Australian Newspapers Black Out Front Pages
On Monday, almost every newspaper in Australia came out with most of the front page blacked out. The papers were protesting the limits the government has put on reporters and news groups in Australia.
The papers believe that the government has been treating news groups unfairly in order to protect its own secrets. Earlier this year, police raided the house of a reporter and the offices of ABC (the Australian Broadcasting Corporation). Now three reporters could go to jail for trying to report news that the government didn’t want people to know about.
In recent years, Australia has added many laws that limit or punish reporters. The news groups want these laws changed. Unlike some other countries, Australia’s laws do not promise that news groups will always be able to speak freely.

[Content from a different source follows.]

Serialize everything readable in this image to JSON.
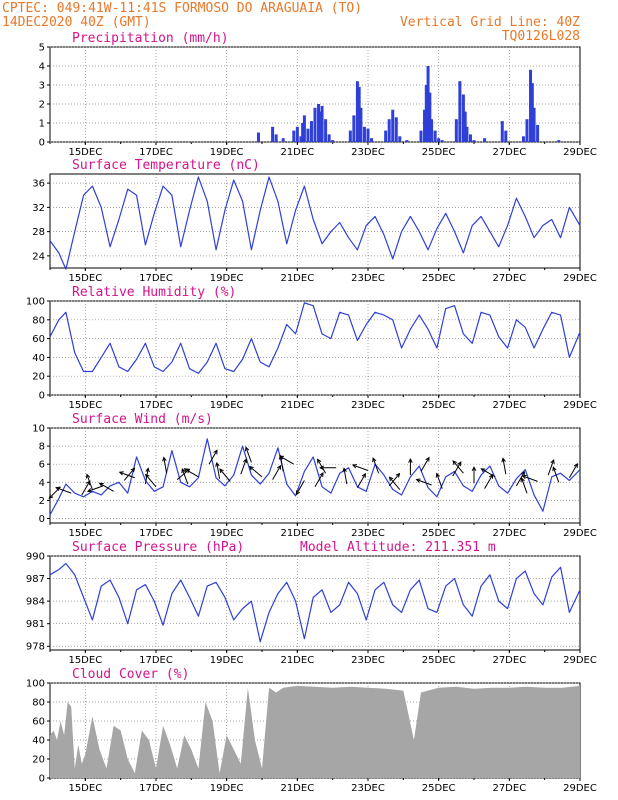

Japan’s Emperor Takes the Throne
On Tuesday, Japan’s Emperor Naruhito declared himself the emperor (king) of Japan. Though Naruhito officially became the emperor in May, the complicated ceremony of “ascending” (going up to) the throne was an important formal part of becoming emperor.
The ceremony is meant to help introduce the new emperor to the people. Around 2,000 special guests from around 180 different countries were allowed to watch.
During the ceremony, Naruhito said he would carry out his responsibility to Japan and to its people. At the end, Japan’s prime minister, Shinzo Abe congratulated the emperor and led the crowd, cheering “Banzai!” three times. (Banzai means 10,000 years.)
Scientists Get an Earful from the World’s Loudest Bird
What’s louder than a chainsaw or a clap of thunder? One possible answer is the white bellbird of Brazil, the world’s new loudest bird. Until recently, the world’s loudest bird was thought to be the screaming piha. But the male white bellbird is three times as loud.
Scientists used very special equipment to measure the strength of the call. It was 125.4 decibels. Decibels are a unit used to measure the loudness of sounds. Sounds above 110 decibels are usually too painful for most humans to listen to – and sound volume doubles for every three decibels you add.
The white bellbird’s call is very short, but it sounds like a fire alarm. Its loudest call is its mating call – the one that a male uses to attract a female. The male begins singing facing away from the female, but then it turns and blasts the very loudest part of its song right at her.
The scientists aren’t sure whether the calls damage the female’s hearing or not.